Widespread health debt will emerge as a short- and long-term result of fewer patient encounters — and while many health officials in the public and private sectors are expecting a second wave of COVID-19 infections either as states re-open economies or in the autumn of 2020, others are anticipating that people bearing health debt will create excessive demand for care services.
“A second wave is coming and it may not consist of patients infected with COVID,” Michelson said. “If 60 percent of diagnostics volume is down, we’re going to see a spike in cases that are more complex, more traumatic from a clinical and financial perspective.”
Cecelia Health CEO Dave Weingard added: “Without question, every day we need to treat people with chronic diseases such as heart health, obesity, diabetes, those are problems that need to be addressed. We have a second wave coming where patients who are not well–controlled in their chronic conditions have a high likelihood of complications.”
According to a New York Times analysis of CDC data, more non-coronavirus deaths than normal occurred in the New York/New Jersey region between March 15 and May 2, 2020. Deaths from Alzheimer’s rose 1 percent, flu and other respiratory diseases 5 percent, heart disease and diabetes 15 percent. That’s not to downplay COVID-19, which accounts for 60 percent of excess deaths in the region, states that have seen 40 percent of the nation’s coronavirus death toll to date.
“This pandemic could accelerate health debt by years,” Weingard said. “And I think that’s going to be happening.”
Hospital financials make health debt harder to correct
Increasing health debt inevitably cut both ways: People will carry it for years into the future and possibly for the rest of their lives because there is simply no making up for an untreated heart attack or not catching stage 3 cancer early. Furthermore, the financial strain COVID-19 and health debt are placing on providers and health payers will make patient care that much more difficult.
Although the data does not yet paint a complete picture of how much costs will increase, Weingard said that anecdotally Cecelia Health is hearing from clinicians that they could experience somewhere between a 25 percent and 50 percent rise in treating people with diabetes on top of the $327 billion annual expenditure.

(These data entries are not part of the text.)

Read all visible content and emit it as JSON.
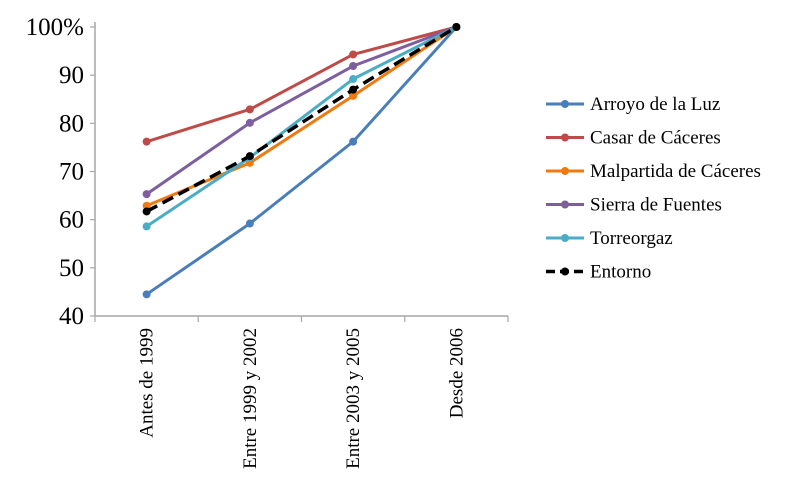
{
  "chart_data": {
    "type": "line",
    "categories": [
      "Antes de 1999",
      "Entre 1999 y 2002",
      "Entre 2003 y 2005",
      "Desde 2006"
    ],
    "yticks": [
      "40",
      "50",
      "60",
      "70",
      "80",
      "90",
      "100%"
    ],
    "ylim": [
      40,
      100
    ],
    "legend_position": "right",
    "grid": false,
    "series": [
      {
        "name": "Arroyo de la Luz",
        "color": "#4a7ebb",
        "dash": false,
        "values": [
          44.5,
          59.2,
          76.2,
          100
        ]
      },
      {
        "name": "Casar de Cáceres",
        "color": "#be4b48",
        "dash": false,
        "values": [
          76.2,
          82.9,
          94.3,
          100
        ]
      },
      {
        "name": "Malpartida de Cáceres",
        "color": "#f07a10",
        "dash": false,
        "values": [
          62.9,
          71.8,
          85.7,
          100
        ]
      },
      {
        "name": "Sierra de Fuentes",
        "color": "#7d5fa0",
        "dash": false,
        "values": [
          65.3,
          80.1,
          91.9,
          100
        ]
      },
      {
        "name": "Torreorgaz",
        "color": "#4bacc6",
        "dash": false,
        "values": [
          58.6,
          72.9,
          89.2,
          100
        ]
      },
      {
        "name": "Entorno",
        "color": "#000000",
        "dash": true,
        "values": [
          61.7,
          73.2,
          87.0,
          100
        ]
      }
    ]
  }
}
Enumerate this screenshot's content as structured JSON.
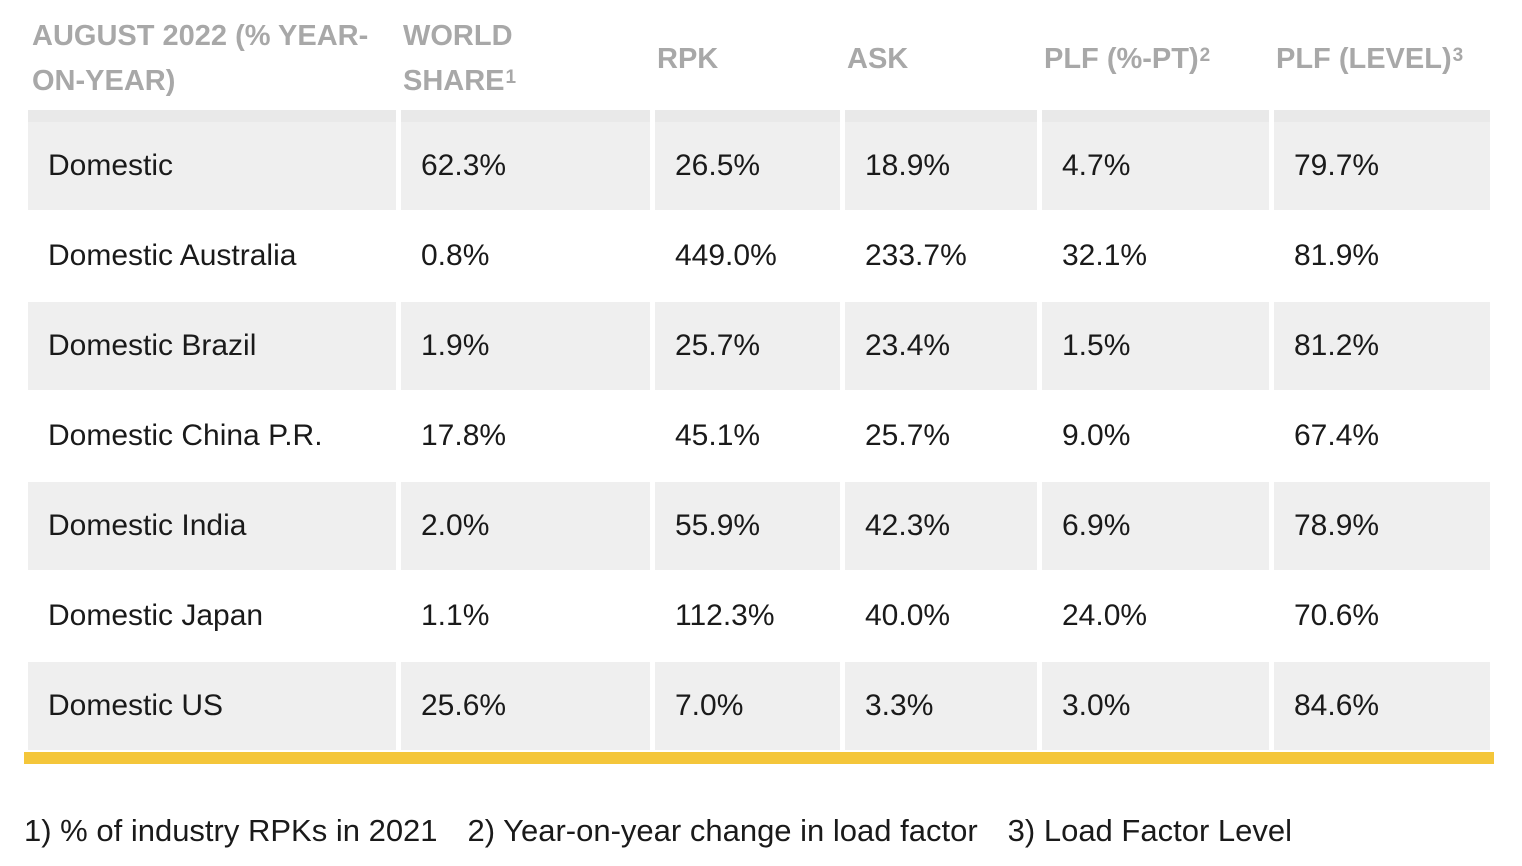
{
  "table": {
    "headers": [
      {
        "line1": "AUGUST 2022 (% YEAR-",
        "line2": "ON-YEAR)",
        "sup": ""
      },
      {
        "line1": "WORLD",
        "line2": "SHARE",
        "sup": "1"
      },
      {
        "line1": "RPK",
        "line2": "",
        "sup": ""
      },
      {
        "line1": "ASK",
        "line2": "",
        "sup": ""
      },
      {
        "line1": "PLF (%-PT)",
        "line2": "",
        "sup": "2"
      },
      {
        "line1": "PLF (LEVEL)",
        "line2": "",
        "sup": "3"
      }
    ],
    "rows": [
      [
        "Domestic",
        "62.3%",
        "26.5%",
        "18.9%",
        "4.7%",
        "79.7%"
      ],
      [
        "Domestic Australia",
        "0.8%",
        "449.0%",
        "233.7%",
        "32.1%",
        "81.9%"
      ],
      [
        "Domestic Brazil",
        "1.9%",
        "25.7%",
        "23.4%",
        "1.5%",
        "81.2%"
      ],
      [
        "Domestic China P.R.",
        "17.8%",
        "45.1%",
        "25.7%",
        "9.0%",
        "67.4%"
      ],
      [
        "Domestic India",
        "2.0%",
        "55.9%",
        "42.3%",
        "6.9%",
        "78.9%"
      ],
      [
        "Domestic Japan",
        "1.1%",
        "112.3%",
        "40.0%",
        "24.0%",
        "70.6%"
      ],
      [
        "Domestic US",
        "25.6%",
        "7.0%",
        "3.3%",
        "3.0%",
        "84.6%"
      ]
    ]
  },
  "footnotes": [
    "1) % of industry RPKs in 2021",
    "2) Year-on-year change in load factor",
    "3) Load Factor Level"
  ],
  "colors": {
    "header_text": "#a8a8a8",
    "row_shade": "#efefef",
    "accent_bar": "#f4c63a"
  }
}
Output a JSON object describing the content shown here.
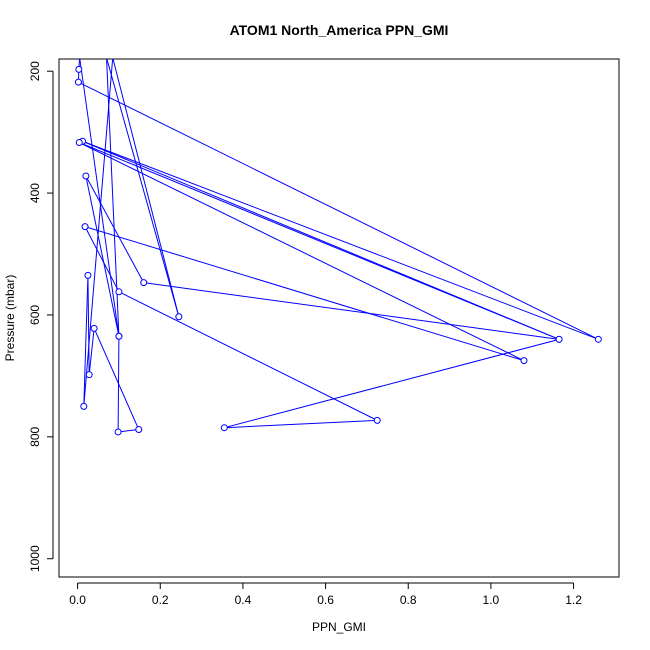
{
  "chart_data": {
    "type": "line",
    "title": "ATOM1 North_America PPN_GMI",
    "xlabel": "PPN_GMI",
    "ylabel": "Pressure (mbar)",
    "xlim": [
      -0.045,
      1.31
    ],
    "ylim": [
      1030,
      180
    ],
    "y_reversed": true,
    "x_ticks": [
      0.0,
      0.2,
      0.4,
      0.6,
      0.8,
      1.0,
      1.2
    ],
    "x_tick_labels": [
      "0.0",
      "0.2",
      "0.4",
      "0.6",
      "0.8",
      "1.0",
      "1.2"
    ],
    "y_ticks": [
      200,
      400,
      600,
      800,
      1000
    ],
    "y_tick_labels": [
      "200",
      "400",
      "600",
      "800",
      "1000"
    ],
    "series_color": "#0000ff",
    "series": [
      {
        "points": [
          [
            0.005,
            178
          ],
          [
            0.003,
            197
          ],
          [
            0.002,
            218
          ],
          [
            1.26,
            640
          ],
          [
            0.012,
            315
          ],
          [
            1.165,
            640
          ],
          [
            0.004,
            317
          ],
          [
            1.08,
            675
          ],
          [
            0.018,
            455
          ],
          [
            0.1,
            562
          ],
          [
            0.725,
            773
          ],
          [
            0.355,
            785
          ],
          [
            1.165,
            640
          ],
          [
            0.16,
            547
          ],
          [
            0.02,
            372
          ],
          [
            0.1,
            635
          ],
          [
            0.07,
            178
          ],
          [
            0.245,
            603
          ],
          [
            0.085,
            178
          ],
          [
            0.015,
            750
          ],
          [
            0.025,
            535
          ],
          [
            0.028,
            698
          ],
          [
            0.04,
            622
          ],
          [
            0.148,
            788
          ],
          [
            0.098,
            792
          ],
          [
            0.1,
            635
          ],
          [
            0.005,
            178
          ]
        ]
      }
    ]
  }
}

Diabetes is just one example. Weingard also pointed to mental health as creating another wave of its own because, with estimates that 1 in 3 Americans will have diabetes by 2030 and 40 percent of diabetic patients experience anxiety, behavioral conditions are also on the rise.
All of this is happening while hospitals are collectively operating on $60 billion a month less revenue than the organizations were earning prior to the pandemic, according to Strata’s research.
For hospitals, returning to 85 percent of revenue is an optimistic outlook and, even still, achieving that doesn’t get the organizations where they need to be when operating on 2 percent margins and having to preserve space for another influx of COVID-19 infections alongside non-COVID patients.
“More complex patients will be coming, receiving more care, and at the additional expense of treating them because of PPE provisions,” Strata’s Michelson said. “That is the direction health care is heading.”